Bio-Inspired Feedback Visual Network for Robust Small-Target Motion Detection in Complex Environments
In dynamic and complex real-world environments, artificial intelligence (AI) vision systems continue to face significant challenges in accurately detecting and tracking small objects. The core difficulty lies in the fact that small targets usually exhibit limited spatial and textural features, while dynamic backgrounds often generate numerous misleading motion cues, thereby interfering with reliable discrimination between targets and backgrounds. Inspired by the remarkable capability of the insect brain in detecting small moving objects, this study proposes a visual neural network model enhanced by a feedback mechanism. By adaptively responding to temporal variations, the proposed model is able to more precisely distinguish small targets from background-induced false targets. The network architecture consists of two main pathways: a motion detection pathway that extracts motion-related features from minute targets, and a feedback attention pathway that enhances the focus on true targets by leveraging the feature differences between real and false motion signals. In addition, a global inhibition module is incorporated to reduce the false alarm rate by filtering out background-induced false positives, thereby improving the overall detection performance of the model.

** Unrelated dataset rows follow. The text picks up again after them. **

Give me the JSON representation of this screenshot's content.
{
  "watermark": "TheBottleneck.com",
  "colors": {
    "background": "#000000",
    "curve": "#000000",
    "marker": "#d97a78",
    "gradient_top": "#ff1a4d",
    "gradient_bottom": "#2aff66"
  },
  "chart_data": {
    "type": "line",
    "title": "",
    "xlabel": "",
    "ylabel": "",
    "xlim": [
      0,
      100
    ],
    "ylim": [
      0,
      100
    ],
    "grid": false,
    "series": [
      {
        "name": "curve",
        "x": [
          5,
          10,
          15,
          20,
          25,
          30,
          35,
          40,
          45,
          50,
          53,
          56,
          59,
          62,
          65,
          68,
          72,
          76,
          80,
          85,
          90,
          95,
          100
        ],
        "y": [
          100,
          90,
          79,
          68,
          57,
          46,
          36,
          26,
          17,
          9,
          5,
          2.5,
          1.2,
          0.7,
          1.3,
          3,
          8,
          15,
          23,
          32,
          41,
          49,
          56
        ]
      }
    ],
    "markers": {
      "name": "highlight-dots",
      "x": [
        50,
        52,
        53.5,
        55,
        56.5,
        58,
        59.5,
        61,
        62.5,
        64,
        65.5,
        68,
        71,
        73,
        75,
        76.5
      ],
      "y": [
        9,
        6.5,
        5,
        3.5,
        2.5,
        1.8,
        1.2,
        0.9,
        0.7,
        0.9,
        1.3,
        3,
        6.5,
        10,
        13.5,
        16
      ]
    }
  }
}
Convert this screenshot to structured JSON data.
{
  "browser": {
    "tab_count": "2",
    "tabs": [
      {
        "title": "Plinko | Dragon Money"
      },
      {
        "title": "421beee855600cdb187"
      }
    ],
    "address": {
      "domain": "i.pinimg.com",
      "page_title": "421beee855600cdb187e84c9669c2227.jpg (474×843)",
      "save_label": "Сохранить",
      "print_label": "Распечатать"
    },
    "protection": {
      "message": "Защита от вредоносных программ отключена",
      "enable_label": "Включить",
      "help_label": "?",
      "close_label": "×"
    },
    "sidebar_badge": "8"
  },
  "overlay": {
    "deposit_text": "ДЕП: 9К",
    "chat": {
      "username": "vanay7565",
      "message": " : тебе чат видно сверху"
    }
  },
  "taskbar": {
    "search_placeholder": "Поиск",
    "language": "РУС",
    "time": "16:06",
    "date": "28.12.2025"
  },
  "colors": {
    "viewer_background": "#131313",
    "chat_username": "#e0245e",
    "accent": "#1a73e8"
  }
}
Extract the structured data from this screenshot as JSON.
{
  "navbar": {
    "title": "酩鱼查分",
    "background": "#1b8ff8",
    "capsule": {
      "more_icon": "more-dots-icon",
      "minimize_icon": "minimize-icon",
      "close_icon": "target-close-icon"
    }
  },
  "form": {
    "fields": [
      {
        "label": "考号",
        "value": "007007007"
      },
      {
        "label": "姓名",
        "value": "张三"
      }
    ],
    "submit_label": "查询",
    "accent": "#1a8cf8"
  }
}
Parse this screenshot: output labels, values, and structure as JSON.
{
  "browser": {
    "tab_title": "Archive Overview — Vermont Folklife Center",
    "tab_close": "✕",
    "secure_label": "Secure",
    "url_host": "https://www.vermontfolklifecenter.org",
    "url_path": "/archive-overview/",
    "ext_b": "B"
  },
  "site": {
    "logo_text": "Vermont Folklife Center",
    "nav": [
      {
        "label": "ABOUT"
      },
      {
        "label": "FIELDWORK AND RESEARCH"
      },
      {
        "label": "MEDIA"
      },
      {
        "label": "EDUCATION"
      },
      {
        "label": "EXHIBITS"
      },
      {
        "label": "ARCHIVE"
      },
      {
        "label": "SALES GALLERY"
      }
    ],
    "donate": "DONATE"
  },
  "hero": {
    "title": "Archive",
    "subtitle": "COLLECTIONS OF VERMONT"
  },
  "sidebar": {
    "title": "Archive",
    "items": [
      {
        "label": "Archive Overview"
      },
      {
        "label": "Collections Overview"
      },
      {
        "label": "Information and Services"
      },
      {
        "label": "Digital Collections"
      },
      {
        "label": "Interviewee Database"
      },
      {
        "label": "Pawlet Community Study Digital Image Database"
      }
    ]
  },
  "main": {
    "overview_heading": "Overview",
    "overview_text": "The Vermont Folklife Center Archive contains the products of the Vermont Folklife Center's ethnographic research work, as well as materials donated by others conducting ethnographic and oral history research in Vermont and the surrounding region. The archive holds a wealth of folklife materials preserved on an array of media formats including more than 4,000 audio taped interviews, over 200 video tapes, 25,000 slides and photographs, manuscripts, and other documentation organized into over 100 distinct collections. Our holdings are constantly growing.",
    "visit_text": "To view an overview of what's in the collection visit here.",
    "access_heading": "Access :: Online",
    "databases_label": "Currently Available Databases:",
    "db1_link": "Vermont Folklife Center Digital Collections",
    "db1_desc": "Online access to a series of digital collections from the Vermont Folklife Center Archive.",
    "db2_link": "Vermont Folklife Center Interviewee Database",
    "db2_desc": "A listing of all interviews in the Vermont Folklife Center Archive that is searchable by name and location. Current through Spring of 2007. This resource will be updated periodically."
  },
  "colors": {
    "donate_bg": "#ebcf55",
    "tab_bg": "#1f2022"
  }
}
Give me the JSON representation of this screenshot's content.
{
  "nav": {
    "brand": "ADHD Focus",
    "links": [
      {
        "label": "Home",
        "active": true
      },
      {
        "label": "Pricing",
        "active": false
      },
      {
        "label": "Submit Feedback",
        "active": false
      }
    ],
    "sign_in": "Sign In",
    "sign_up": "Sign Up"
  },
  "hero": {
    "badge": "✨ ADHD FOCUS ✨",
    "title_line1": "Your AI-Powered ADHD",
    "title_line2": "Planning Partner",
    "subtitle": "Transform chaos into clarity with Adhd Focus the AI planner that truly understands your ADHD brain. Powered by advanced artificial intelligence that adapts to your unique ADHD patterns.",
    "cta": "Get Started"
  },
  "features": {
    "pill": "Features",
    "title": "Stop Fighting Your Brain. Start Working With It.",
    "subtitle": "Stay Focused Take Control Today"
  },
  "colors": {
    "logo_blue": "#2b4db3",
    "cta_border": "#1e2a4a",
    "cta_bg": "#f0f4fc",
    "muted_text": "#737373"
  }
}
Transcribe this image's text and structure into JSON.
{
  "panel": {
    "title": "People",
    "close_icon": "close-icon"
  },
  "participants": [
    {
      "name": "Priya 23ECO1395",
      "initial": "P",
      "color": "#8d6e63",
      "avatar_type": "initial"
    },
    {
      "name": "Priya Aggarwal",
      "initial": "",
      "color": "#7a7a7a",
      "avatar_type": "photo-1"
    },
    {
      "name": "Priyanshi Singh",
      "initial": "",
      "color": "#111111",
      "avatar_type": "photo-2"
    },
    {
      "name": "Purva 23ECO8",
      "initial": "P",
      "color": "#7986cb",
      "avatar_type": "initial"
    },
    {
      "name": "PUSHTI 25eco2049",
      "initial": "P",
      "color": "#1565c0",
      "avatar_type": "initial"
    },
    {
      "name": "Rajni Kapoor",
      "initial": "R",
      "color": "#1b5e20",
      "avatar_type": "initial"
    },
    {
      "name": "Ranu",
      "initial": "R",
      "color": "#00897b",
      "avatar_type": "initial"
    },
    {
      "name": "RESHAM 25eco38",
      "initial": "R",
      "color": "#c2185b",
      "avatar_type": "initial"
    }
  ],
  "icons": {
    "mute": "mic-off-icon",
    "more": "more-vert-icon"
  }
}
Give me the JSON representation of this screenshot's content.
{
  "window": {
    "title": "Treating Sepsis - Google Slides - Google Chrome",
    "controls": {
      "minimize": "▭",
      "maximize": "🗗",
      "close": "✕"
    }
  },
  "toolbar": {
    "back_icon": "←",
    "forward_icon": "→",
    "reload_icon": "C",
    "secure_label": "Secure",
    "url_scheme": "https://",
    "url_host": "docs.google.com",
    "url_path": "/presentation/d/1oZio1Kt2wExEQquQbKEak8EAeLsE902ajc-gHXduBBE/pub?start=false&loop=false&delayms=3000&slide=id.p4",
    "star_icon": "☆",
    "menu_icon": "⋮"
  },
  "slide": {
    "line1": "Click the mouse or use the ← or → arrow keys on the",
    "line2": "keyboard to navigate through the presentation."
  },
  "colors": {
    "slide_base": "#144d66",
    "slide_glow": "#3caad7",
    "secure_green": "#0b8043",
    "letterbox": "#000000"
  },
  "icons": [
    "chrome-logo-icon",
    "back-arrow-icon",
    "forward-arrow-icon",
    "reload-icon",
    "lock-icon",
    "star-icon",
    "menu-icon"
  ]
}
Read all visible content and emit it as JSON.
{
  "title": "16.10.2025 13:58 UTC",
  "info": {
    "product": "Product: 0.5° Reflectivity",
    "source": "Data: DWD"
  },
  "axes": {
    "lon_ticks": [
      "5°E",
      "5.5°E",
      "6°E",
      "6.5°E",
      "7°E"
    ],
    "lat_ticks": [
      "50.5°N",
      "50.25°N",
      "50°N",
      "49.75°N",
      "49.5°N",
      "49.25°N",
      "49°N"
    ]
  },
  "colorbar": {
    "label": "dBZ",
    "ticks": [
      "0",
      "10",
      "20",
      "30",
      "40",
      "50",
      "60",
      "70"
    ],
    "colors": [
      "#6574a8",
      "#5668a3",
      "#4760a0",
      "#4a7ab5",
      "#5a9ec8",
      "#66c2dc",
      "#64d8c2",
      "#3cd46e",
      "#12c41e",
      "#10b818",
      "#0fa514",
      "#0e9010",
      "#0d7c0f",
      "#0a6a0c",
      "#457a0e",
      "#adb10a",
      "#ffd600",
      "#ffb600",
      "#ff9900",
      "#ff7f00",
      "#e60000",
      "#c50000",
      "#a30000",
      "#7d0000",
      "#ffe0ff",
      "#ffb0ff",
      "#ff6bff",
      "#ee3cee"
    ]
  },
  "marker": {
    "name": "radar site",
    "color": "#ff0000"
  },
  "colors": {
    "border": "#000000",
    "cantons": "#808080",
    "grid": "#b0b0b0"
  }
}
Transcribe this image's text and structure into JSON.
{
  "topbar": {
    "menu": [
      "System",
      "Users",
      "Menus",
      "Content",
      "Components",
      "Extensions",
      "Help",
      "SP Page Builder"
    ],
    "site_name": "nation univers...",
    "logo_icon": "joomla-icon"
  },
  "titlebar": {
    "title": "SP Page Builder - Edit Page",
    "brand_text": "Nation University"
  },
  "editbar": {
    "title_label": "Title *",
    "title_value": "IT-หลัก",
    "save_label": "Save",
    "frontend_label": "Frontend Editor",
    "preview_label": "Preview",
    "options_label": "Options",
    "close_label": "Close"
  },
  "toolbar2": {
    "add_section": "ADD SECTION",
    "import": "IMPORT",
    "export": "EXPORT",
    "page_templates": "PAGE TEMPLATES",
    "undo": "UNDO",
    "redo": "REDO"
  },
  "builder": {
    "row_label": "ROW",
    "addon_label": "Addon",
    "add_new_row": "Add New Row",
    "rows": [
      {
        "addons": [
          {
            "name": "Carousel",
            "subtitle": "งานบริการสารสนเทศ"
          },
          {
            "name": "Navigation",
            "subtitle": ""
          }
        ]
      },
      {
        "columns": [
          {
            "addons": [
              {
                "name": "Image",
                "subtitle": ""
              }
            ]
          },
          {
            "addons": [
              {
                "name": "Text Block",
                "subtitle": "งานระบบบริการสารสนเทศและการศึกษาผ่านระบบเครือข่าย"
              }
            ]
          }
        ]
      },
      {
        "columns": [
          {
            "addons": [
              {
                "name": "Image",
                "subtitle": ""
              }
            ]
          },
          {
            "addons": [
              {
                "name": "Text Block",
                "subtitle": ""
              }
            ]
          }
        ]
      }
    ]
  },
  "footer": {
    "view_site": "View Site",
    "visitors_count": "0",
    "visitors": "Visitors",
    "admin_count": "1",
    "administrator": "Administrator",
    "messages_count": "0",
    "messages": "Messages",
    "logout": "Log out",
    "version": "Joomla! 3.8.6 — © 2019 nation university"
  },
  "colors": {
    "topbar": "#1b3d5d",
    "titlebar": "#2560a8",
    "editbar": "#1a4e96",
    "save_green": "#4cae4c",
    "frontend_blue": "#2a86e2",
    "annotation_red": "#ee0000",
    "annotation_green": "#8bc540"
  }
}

Experimental results demonstrate that the proposed model achieves a detection rate of 0.81 in complex visual scenarios, whereas the compared models all achieve detection rates below 0.59, indicating a significant improvement in detection performance. Meanwhile, in terms of Precision and F1-score, the proposed model achieves values of 0.0648 and 0.12, respectively, while the compared models obtain values lower than 0.0077 and 0.015, further validating the superiority of the proposed method in detection accuracy and robustness.